Vous êtes au poste de premier ministre pour une période de transition, un épisode éphémère. Et les conditions dans lesquelles vous avez été investi de cette fonction sont censées vous éclairer assez sur les tares reprochées à votre prédécesseur pour n'en être pas vous-même prévenu.
Il semble que ni vous ni votre ministre de l'intérieur n'avez assimilé les règles du jeu politique propre à la révolution. Quand le peuple vous somme d'en finir avec le système Ben Ali, qu'il crie:" RCD, dégage!", qu'il descend dans la rue et monte par deux fois à la Kasbah pour en chasser les imposteurs, vous êtes censé avoir reçu cinq sur cinq le message en vertu duquel vous êtes l'actuel premier ministre.
Or pour oser reconduire dans leurs fonctions des administrateurs de la dictature déchue, comme ce fut le cas récemment avec 117 délégués issus du RCD dissous, que la décision vous revienne directement ou soit du seul ressort de votre ministre de l'intérieur, vous donnez l'impression que vous n'avez tiré aucune leçon des deux sit-in de la Kasbah. Au peuple qui crie:" RCD, dégage!" vous rétorquez de manière pour le moins insultante: "Engageons des RCD!"

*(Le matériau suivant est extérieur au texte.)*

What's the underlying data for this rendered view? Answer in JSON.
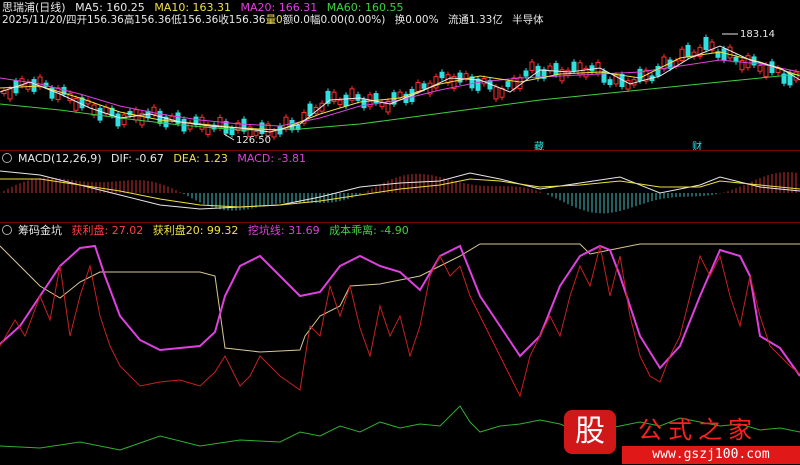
{
  "header": {
    "title": "思瑞浦(日线)",
    "ma5": "MA5: 160.25",
    "ma10": "MA10: 163.31",
    "ma20": "MA20: 166.31",
    "ma60": "MA60: 160.55"
  },
  "quote": {
    "date": "2025/11/20/四",
    "open": "开156.36",
    "high": "高156.36",
    "low": "低156.36",
    "close": "收156.36",
    "vol": "量0",
    "amount": "额0.0",
    "change": "幅0.00(0.00%)",
    "turnover": "换0.00%",
    "float": "流通1.33亿",
    "sector": "半导体"
  },
  "price_panel": {
    "high_marker": "183.14",
    "low_marker": "126.50",
    "tag1": "藏",
    "tag2": "财"
  },
  "macd": {
    "label": "MACD(12,26,9)",
    "dif": "DIF: -0.67",
    "dea": "DEA: 1.23",
    "macd": "MACD: -3.81"
  },
  "chip": {
    "label": "筹码金坑",
    "profit": "获利盘: 27.02",
    "profit20": "获利盘20: 99.32",
    "resist": "挖坑线: 31.69",
    "cost": "成本乖离: -4.90"
  },
  "watermark": {
    "glyph": "股",
    "title": "公式之家",
    "url": "www.gszj100.com"
  },
  "colors": {
    "up": "#ff3030",
    "down": "#30e0e0",
    "ma5": "#e8e8e8",
    "ma10": "#f0e040",
    "ma20": "#e040e0",
    "ma60": "#40d040"
  }
}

Le peuple qui a bouté hors du bureau que vous occupez votre prédécesseur l'a fait parce que ce dernier et une bonne partie de son équipe devaient impérativement suivre leur maître. Incarnant de facto les tentacules de la pieuvre benalyenne, la tête de cette pieuvre étant tranchée il serait absurde de soutenir que ces appendices sont sains, qu'ils peuvent s'adapter à la révolution ou que celle-ci puisse les résorber ou s'en accommoder dans cette phase transitoire.

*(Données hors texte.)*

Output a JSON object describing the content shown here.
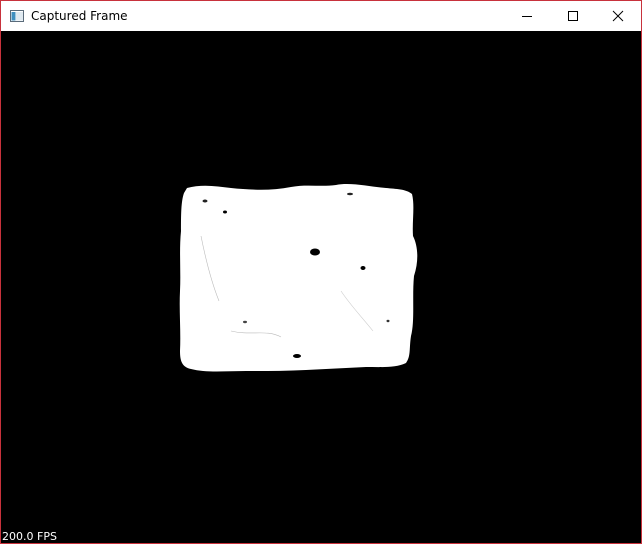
{
  "window": {
    "title": "Captured Frame",
    "controls": {
      "minimize": "minimize-icon",
      "maximize": "maximize-icon",
      "close": "close-icon"
    },
    "border_color": "#c8323c"
  },
  "frame": {
    "background": "#000000",
    "blob_color": "#ffffff",
    "fps_label": "200.0 FPS"
  }
}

Nonobstant vos déclarations et vos promesses, vous donnez l'impression que vous êtes incapable de rompre réellement avec l'époque révolue. Vous donnez aussi l'impression que vous êtes incapable de comprendre le sens réel de la révolution. Et ce déphasage par rapport au sens de l'histoire et à la volonté du peuple risque de vous emporter vous aussi dans le sillage de ceux qui ont grossièrement insulté le peuple.
Si vous êtes là pour tenter de nous jouer un autre tour de passe-passe, dites-vous que le peuple en a assez qu'on le méprise et qu'on se méprenne encore sur son compte. Dites-vous que ce peuple est prêt à remonter à la Kasbah pour faire valoir ses droits si besoin. Sinon, épargnez au pays et à vous-même cette agaçante tartuferie dont les Tunisiens ne veulent plus.

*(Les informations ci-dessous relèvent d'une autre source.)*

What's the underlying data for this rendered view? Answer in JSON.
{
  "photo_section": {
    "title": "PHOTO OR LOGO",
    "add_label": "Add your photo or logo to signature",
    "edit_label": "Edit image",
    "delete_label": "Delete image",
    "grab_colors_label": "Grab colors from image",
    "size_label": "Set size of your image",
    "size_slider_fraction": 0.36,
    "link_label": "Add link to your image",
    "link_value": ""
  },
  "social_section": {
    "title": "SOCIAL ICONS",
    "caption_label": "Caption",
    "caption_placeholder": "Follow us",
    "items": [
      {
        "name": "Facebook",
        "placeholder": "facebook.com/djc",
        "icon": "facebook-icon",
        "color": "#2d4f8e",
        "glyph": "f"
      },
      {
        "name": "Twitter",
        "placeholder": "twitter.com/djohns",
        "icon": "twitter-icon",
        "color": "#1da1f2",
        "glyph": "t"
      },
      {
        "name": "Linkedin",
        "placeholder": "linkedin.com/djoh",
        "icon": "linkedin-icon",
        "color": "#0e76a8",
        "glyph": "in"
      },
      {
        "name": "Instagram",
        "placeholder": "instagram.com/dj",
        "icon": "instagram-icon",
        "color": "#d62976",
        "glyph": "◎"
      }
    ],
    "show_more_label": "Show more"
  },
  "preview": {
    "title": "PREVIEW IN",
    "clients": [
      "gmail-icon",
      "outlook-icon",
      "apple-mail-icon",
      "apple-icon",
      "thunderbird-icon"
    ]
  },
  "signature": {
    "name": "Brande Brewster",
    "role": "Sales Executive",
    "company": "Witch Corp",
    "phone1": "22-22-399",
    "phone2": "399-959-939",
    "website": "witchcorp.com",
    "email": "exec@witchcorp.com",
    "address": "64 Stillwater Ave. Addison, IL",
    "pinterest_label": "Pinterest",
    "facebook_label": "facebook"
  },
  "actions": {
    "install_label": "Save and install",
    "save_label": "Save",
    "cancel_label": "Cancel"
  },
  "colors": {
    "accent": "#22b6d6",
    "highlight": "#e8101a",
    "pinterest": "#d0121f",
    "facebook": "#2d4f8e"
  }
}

Le peuple qui a réalisé une révolution exemplaire jusqu'ici, qui a libéré d'autres peuples frères de la léthargie séculaire et incarne depuis le 14 janvier 2010 le porte-flambeau de l'émancipation, le peuple dont l'épopée héroïque est devenue référence dans le monde entier, le peuple qui a donné à la Tunisie ce rayonnement sans précédent ne peut plus vous autoriser ni vous ni vos successeurs à l'insulter!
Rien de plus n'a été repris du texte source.